I don't cover much baseball anymore, but I have had a couple of extended social interactions with Bonds. I've spent enough time with him over the last couple of years to know that he's too narcissistic, too smart, too hands-on and too curious to put something into his body without knowing what it is. His body is his temple. Bonds can tell you how many grams of fat are in a 10-ounce filet mignon and how many teaspoons of sugar are in one 16-ounce serving of Coca-Cola, so while he might have thought "the cream" was some kind of miracle salve to help fight arthritis, I'm struggling to believe he wouldn't know every single thing about "the clear" before he put it into his mouth. The only way Bonds didn't know is that he didn't want to know, that he wanted some kind of plausible deniability if it was found out he took the stuff. The notion that he flat-out didn't know what he was doing just strains credulity.

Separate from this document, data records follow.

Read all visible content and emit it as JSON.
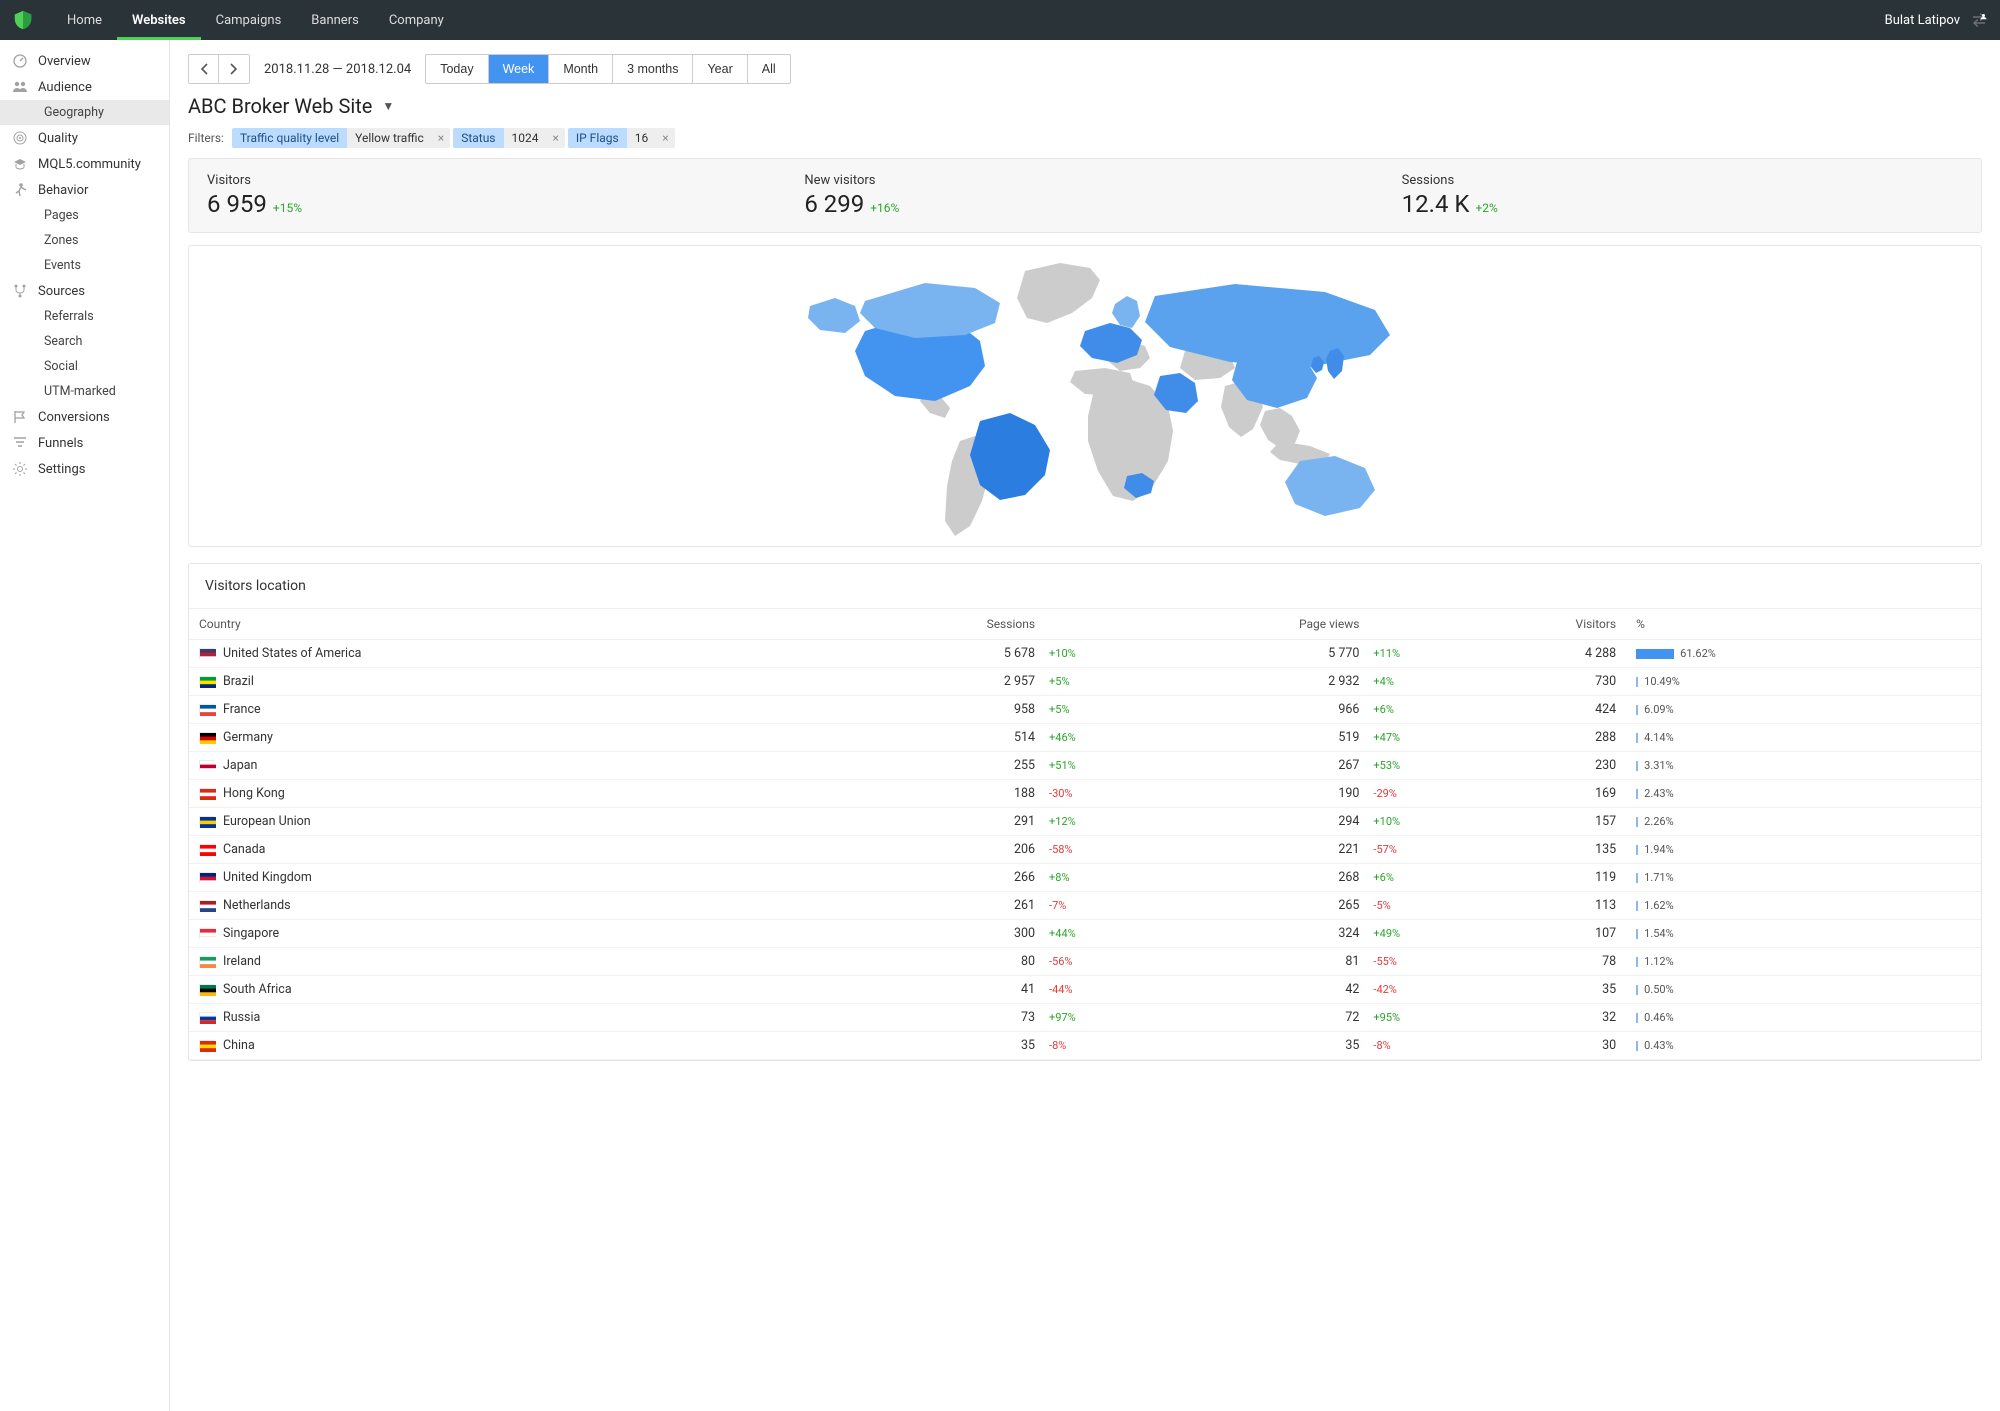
{
  "topnav": {
    "items": [
      "Home",
      "Websites",
      "Campaigns",
      "Banners",
      "Company"
    ],
    "active": 1,
    "user": "Bulat Latipov"
  },
  "sidebar": {
    "items": [
      {
        "label": "Overview",
        "icon": "gauge",
        "sub": false
      },
      {
        "label": "Audience",
        "icon": "people",
        "sub": false
      },
      {
        "label": "Geography",
        "icon": "",
        "sub": true,
        "active": true
      },
      {
        "label": "Quality",
        "icon": "target",
        "sub": false
      },
      {
        "label": "MQL5.community",
        "icon": "grad",
        "sub": false
      },
      {
        "label": "Behavior",
        "icon": "walk",
        "sub": false
      },
      {
        "label": "Pages",
        "icon": "",
        "sub": true
      },
      {
        "label": "Zones",
        "icon": "",
        "sub": true
      },
      {
        "label": "Events",
        "icon": "",
        "sub": true
      },
      {
        "label": "Sources",
        "icon": "fork",
        "sub": false
      },
      {
        "label": "Referrals",
        "icon": "",
        "sub": true
      },
      {
        "label": "Search",
        "icon": "",
        "sub": true
      },
      {
        "label": "Social",
        "icon": "",
        "sub": true
      },
      {
        "label": "UTM-marked",
        "icon": "",
        "sub": true
      },
      {
        "label": "Conversions",
        "icon": "flag",
        "sub": false
      },
      {
        "label": "Funnels",
        "icon": "funnel",
        "sub": false
      },
      {
        "label": "Settings",
        "icon": "gear",
        "sub": false
      }
    ]
  },
  "date_range": "2018.11.28 — 2018.12.04",
  "range_tabs": [
    "Today",
    "Week",
    "Month",
    "3 months",
    "Year",
    "All"
  ],
  "range_active": 1,
  "page_title": "ABC Broker Web Site",
  "filters": {
    "label": "Filters:",
    "chips": [
      {
        "k": "Traffic quality level",
        "v": "Yellow traffic"
      },
      {
        "k": "Status",
        "v": "1024"
      },
      {
        "k": "IP Flags",
        "v": "16"
      }
    ]
  },
  "metrics": [
    {
      "label": "Visitors",
      "value": "6 959",
      "delta": "+15%"
    },
    {
      "label": "New visitors",
      "value": "6 299",
      "delta": "+16%"
    },
    {
      "label": "Sessions",
      "value": "12.4 K",
      "delta": "+2%"
    }
  ],
  "table": {
    "title": "Visitors location",
    "columns": [
      "Country",
      "Sessions",
      "Page views",
      "Visitors",
      "%"
    ],
    "rows": [
      {
        "flag": "us",
        "country": "United States of America",
        "sessions": "5 678",
        "sessions_d": "+10%",
        "pv": "5 770",
        "pv_d": "+11%",
        "visitors": "4 288",
        "pct": "61.62%",
        "bar": 38
      },
      {
        "flag": "br",
        "country": "Brazil",
        "sessions": "2 957",
        "sessions_d": "+5%",
        "pv": "2 932",
        "pv_d": "+4%",
        "visitors": "730",
        "pct": "10.49%",
        "bar": 2
      },
      {
        "flag": "fr",
        "country": "France",
        "sessions": "958",
        "sessions_d": "+5%",
        "pv": "966",
        "pv_d": "+6%",
        "visitors": "424",
        "pct": "6.09%",
        "bar": 2
      },
      {
        "flag": "de",
        "country": "Germany",
        "sessions": "514",
        "sessions_d": "+46%",
        "pv": "519",
        "pv_d": "+47%",
        "visitors": "288",
        "pct": "4.14%",
        "bar": 2
      },
      {
        "flag": "jp",
        "country": "Japan",
        "sessions": "255",
        "sessions_d": "+51%",
        "pv": "267",
        "pv_d": "+53%",
        "visitors": "230",
        "pct": "3.31%",
        "bar": 2
      },
      {
        "flag": "hk",
        "country": "Hong Kong",
        "sessions": "188",
        "sessions_d": "-30%",
        "pv": "190",
        "pv_d": "-29%",
        "visitors": "169",
        "pct": "2.43%",
        "bar": 2
      },
      {
        "flag": "eu",
        "country": "European Union",
        "sessions": "291",
        "sessions_d": "+12%",
        "pv": "294",
        "pv_d": "+10%",
        "visitors": "157",
        "pct": "2.26%",
        "bar": 2
      },
      {
        "flag": "ca",
        "country": "Canada",
        "sessions": "206",
        "sessions_d": "-58%",
        "pv": "221",
        "pv_d": "-57%",
        "visitors": "135",
        "pct": "1.94%",
        "bar": 2
      },
      {
        "flag": "gb",
        "country": "United Kingdom",
        "sessions": "266",
        "sessions_d": "+8%",
        "pv": "268",
        "pv_d": "+6%",
        "visitors": "119",
        "pct": "1.71%",
        "bar": 2
      },
      {
        "flag": "nl",
        "country": "Netherlands",
        "sessions": "261",
        "sessions_d": "-7%",
        "pv": "265",
        "pv_d": "-5%",
        "visitors": "113",
        "pct": "1.62%",
        "bar": 2
      },
      {
        "flag": "sg",
        "country": "Singapore",
        "sessions": "300",
        "sessions_d": "+44%",
        "pv": "324",
        "pv_d": "+49%",
        "visitors": "107",
        "pct": "1.54%",
        "bar": 2
      },
      {
        "flag": "ie",
        "country": "Ireland",
        "sessions": "80",
        "sessions_d": "-56%",
        "pv": "81",
        "pv_d": "-55%",
        "visitors": "78",
        "pct": "1.12%",
        "bar": 2
      },
      {
        "flag": "za",
        "country": "South Africa",
        "sessions": "41",
        "sessions_d": "-44%",
        "pv": "42",
        "pv_d": "-42%",
        "visitors": "35",
        "pct": "0.50%",
        "bar": 2
      },
      {
        "flag": "ru",
        "country": "Russia",
        "sessions": "73",
        "sessions_d": "+97%",
        "pv": "72",
        "pv_d": "+95%",
        "visitors": "32",
        "pct": "0.46%",
        "bar": 2
      },
      {
        "flag": "cn",
        "country": "China",
        "sessions": "35",
        "sessions_d": "-8%",
        "pv": "35",
        "pv_d": "-8%",
        "visitors": "30",
        "pct": "0.43%",
        "bar": 2
      }
    ]
  },
  "flag_colors": {
    "us": [
      "#3c3b6e",
      "#b22234",
      "#fff"
    ],
    "br": [
      "#009b3a",
      "#fedf00",
      "#002776"
    ],
    "fr": [
      "#0055a4",
      "#fff",
      "#ef4135"
    ],
    "de": [
      "#000",
      "#dd0000",
      "#ffce00"
    ],
    "jp": [
      "#fff",
      "#bc002d",
      "#fff"
    ],
    "hk": [
      "#de2910",
      "#fff",
      "#de2910"
    ],
    "eu": [
      "#003399",
      "#ffcc00",
      "#003399"
    ],
    "ca": [
      "#ff0000",
      "#fff",
      "#ff0000"
    ],
    "gb": [
      "#00247d",
      "#cf142b",
      "#fff"
    ],
    "nl": [
      "#ae1c28",
      "#fff",
      "#21468b"
    ],
    "sg": [
      "#ed2939",
      "#fff",
      "#fff"
    ],
    "ie": [
      "#169b62",
      "#fff",
      "#ff883e"
    ],
    "za": [
      "#007a4d",
      "#000",
      "#ffb612"
    ],
    "ru": [
      "#fff",
      "#0039a6",
      "#d52b1e"
    ],
    "cn": [
      "#de2910",
      "#ffde00",
      "#de2910"
    ]
  }
}
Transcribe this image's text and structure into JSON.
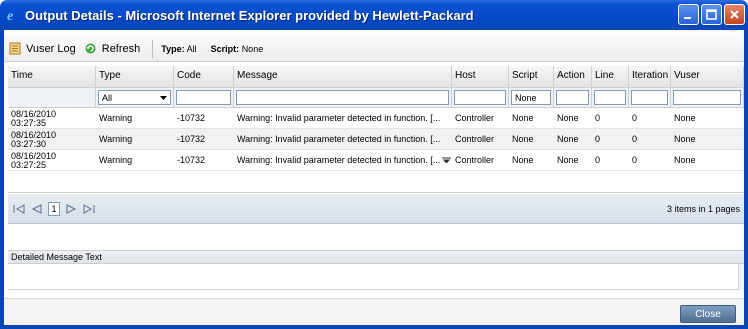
{
  "window": {
    "title": "Output Details - Microsoft Internet Explorer provided by Hewlett-Packard",
    "icon": "ie-icon"
  },
  "toolbar": {
    "vuser_log_label": "Vuser Log",
    "refresh_label": "Refresh",
    "type_label": "Type:",
    "type_value": "All",
    "script_label": "Script:",
    "script_value": "None"
  },
  "grid": {
    "columns": [
      "Time",
      "Type",
      "Code",
      "Message",
      "Host",
      "Script",
      "Action",
      "Line",
      "Iteration",
      "Vuser"
    ],
    "filters": {
      "type_selected": "All",
      "script_value": "None"
    },
    "rows": [
      {
        "time_date": "08/16/2010",
        "time_clock": "03:27:35",
        "type": "Warning",
        "code": "-10732",
        "message": "Warning: Invalid parameter detected in function. [...",
        "host": "Controller",
        "script": "None",
        "action": "None",
        "line": "0",
        "iteration": "0",
        "vuser": "None"
      },
      {
        "time_date": "08/16/2010",
        "time_clock": "03:27:30",
        "type": "Warning",
        "code": "-10732",
        "message": "Warning: Invalid parameter detected in function. [...",
        "host": "Controller",
        "script": "None",
        "action": "None",
        "line": "0",
        "iteration": "0",
        "vuser": "None"
      },
      {
        "time_date": "08/16/2010",
        "time_clock": "03:27:25",
        "type": "Warning",
        "code": "-10732",
        "message": "Warning: Invalid parameter detected in function. [...",
        "host": "Controller",
        "script": "None",
        "action": "None",
        "line": "0",
        "iteration": "0",
        "vuser": "None"
      }
    ]
  },
  "pager": {
    "current_page": "1",
    "info": "3 items in 1 pages"
  },
  "detail": {
    "title": "Detailed Message Text"
  },
  "footer": {
    "close_label": "Close"
  }
}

I could argue here about the culpability of MLB executives, starting with Commissioner Bud Selig, who didn't fight Don Fehr and the union hard enough and long enough during previous labor negotiations for tougher drug testing policies. And it's even easier to find disgust for Fehr, who has never cared about the health of the game, only the wealth of his union members (though not their physical health).
But what intrigues me now is the lack of public outrage regarding all of this. Okay, I've come to presume the Olympic sports, particularly the summer sports, are full of cheaters, from East German swimmers to weightlifters from virtually everywhere to Ben Johnson. Fair or not, I expect cheating from Olympians. Having covered six Summer Games, I'm constantly fretting there will be a drug scandal either on deadline or in the middle of the night. But one might expect more of an outcry over muscled up baseball player, fraudulently inflating home run and power statistics.
Baseball is every day and right where we live, not every four years and halfway around the world. Yet, I'm looking at e-mail after e-mail expressing emotions that overwhelmingly range more from sadness to indifference. Yes, Bonds (and Giambi, if he has a career left) will be booed on the road. But will Bonds be a pariah? I doubt it. Editorial condemnation doesn't seem to be reflective of what fans feel about the stars they pay to see. For every e-mail expressing true outrage (usually from folks who feel they are keepers of the game), there are five from fans who either still don't know exactly what to feel or are more hurt or annoyed than angry.
People in and around Washington were much more exercised on the issue of benching Mark Brunell a couple of weeks ago than they are over the news or the implication that Giambi, Bonds and Jones have all cheated their sports and lied about it, which leads me to wonder how big a scandal this is, if the people consuming the product are either so cynical already or so uninterested that by spring they will be diving into McCovey Cove to retrieve whatever Bonds can crank.